EDS and Opsware on Tuesday here unveiled a proposed standard that officials said will help fuel the growth toward utility computing in the data center.
The two companies are leading the development of the Data Center Markup Language, or DCML, which is designed to provide a common language to describe the resources within a data center and how the data center is built. The benefits will be an easier way to provision servers, roll out applications and run data centers, said Marc Andreessen, chairman and co-founder of Opsware.
"Data centers are dealing with an onslaught of new technologies," Andreessen told more than four dozen people gathered here for the launch event. Where data centers were once the domain of mainframes and large Unix servers, they now also house Intel Corp.-based servers running Linux and Java.
"That represents a new problem—just an enormous amount of stuff." Whats needed, he said, is a common standard that can tie together these disparate technologies and enable them to talk with each other and that can describe whats in a data center. If the technologies can easily talk to each other, then IT administrators will have a more flexible and agile infrastructure, he said.
If there is a common way to describe data center resources, then servers will be easier to provision and deploy, and new technology will be less difficult to introduce into the environment. "This will lead us down the path where data centers are going to be much more open to innovation, much more open to new technology," Andreessen said.
Jeff Heller, president and chief operating officer of EDS, said his company has been working with Opsware for about a year, with DCML being an initial result. EDS and Opsware are joining Computer Associates International Inc. as governing members of the DCML Organization. Another two dozen vendors are either founding or general members.
Andreessen said he expects the XML-based standard to be completed by early 2004, with commercial products featuring DCML support being rolled out throughout the year. Opsware, he said, will unveil DCML-compliant software early next year.
Tim Howes, chief technology officer for Opsware, said he expects DCML to be submitted to a major standards body in 2004. In addition, DCML will be an open source standard, with the standards reference implementation and reference description all being openly available.

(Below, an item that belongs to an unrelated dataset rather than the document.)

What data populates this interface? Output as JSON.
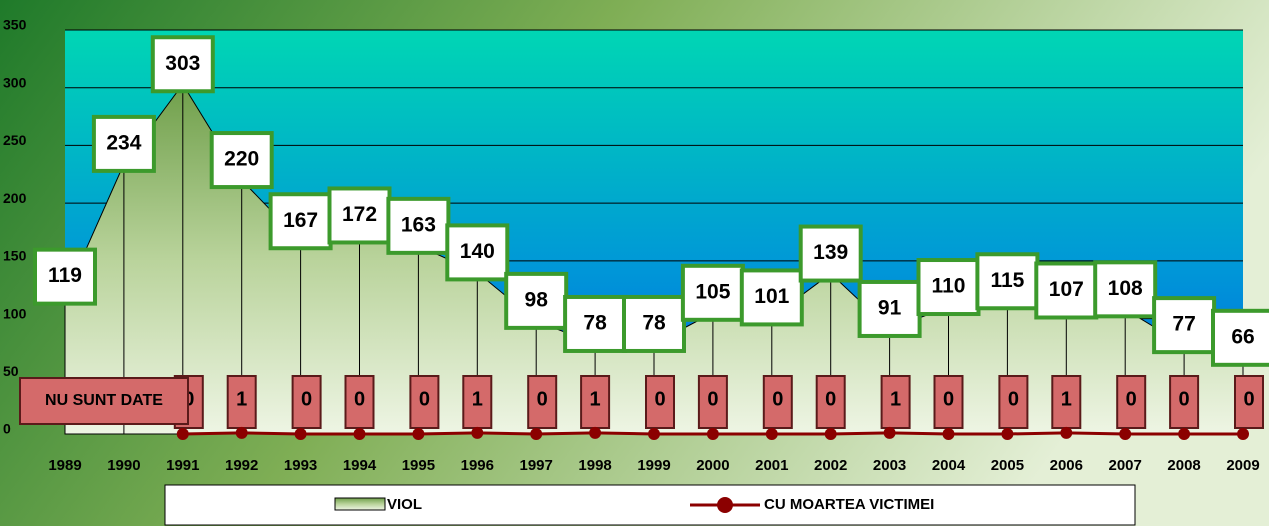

One of the key things such a standard will provide IT administrators is an easier path to "best of breed" computing. Currently, most of the major players—including IBM, Sun Micro-systems Inc. and, to a lesser extent, Hewlett-Packard Co., all of whom have their own utility computing initiatives underway—are telling customers that the best way to ensure integration among data center resources is by buying everything from a single vendor, Andreessen said. However, if there is a common standard that can bridge multiple vendor offerings, it opens up the opportunity to more easily integrate disparate products, he said.
"We think that kind of pitch [to buy everything from a single vendor] only makes sense when theres no standards," he said. "We think that with DCML, there is the opportunity to say no to lock-in." Andreessen and Heller also predicted that as customer demand grows, the larger vendors will begin to adopt the standard.
"Its our belief that many of these major vendors, though slow to adopt standards, will be [pushed] by the customer," Heller said.
And Vivek Ranadive, chairman and CEO of TIBCO, said those customers will push. Of the 2,000 TIBCO users, "the number one priority facing all of these people is integration. This is particularly true in the data center."
Another key trend that DCML will address will be a scale-out environment. Many enterprises are beginning to migrate away from larger Unix-based systems to smaller Intel-based servers running Linux, Andreessen said. While that means cost savings, it also will mean a larger number of servers that need to be provisioned and monitored. Having a standard like DCML will make handling all those servers easier, he said.
Donna Scott, an analyst with Gartner Inc., said utility computing, or what Gartner calls real-time infrastructures, is going to grow because the cost savings are so great, and because of the crucial role technology plays in the overall operation of a business. "Business is not just dependent IT; IT is a must-have," Scott said.
"Many times IT is the business policy." Savings to enterprises as they migrate to a more automated utility computing infrastructure can range from 7 percent to 16 percent in hardware costs and 41 percent to 65 percent in technical expenses, she said. "Standards are difficult to achieve," Scott said. "They tend to take a very long time to come to fruition." However, the benefits to end users are substantial, she added.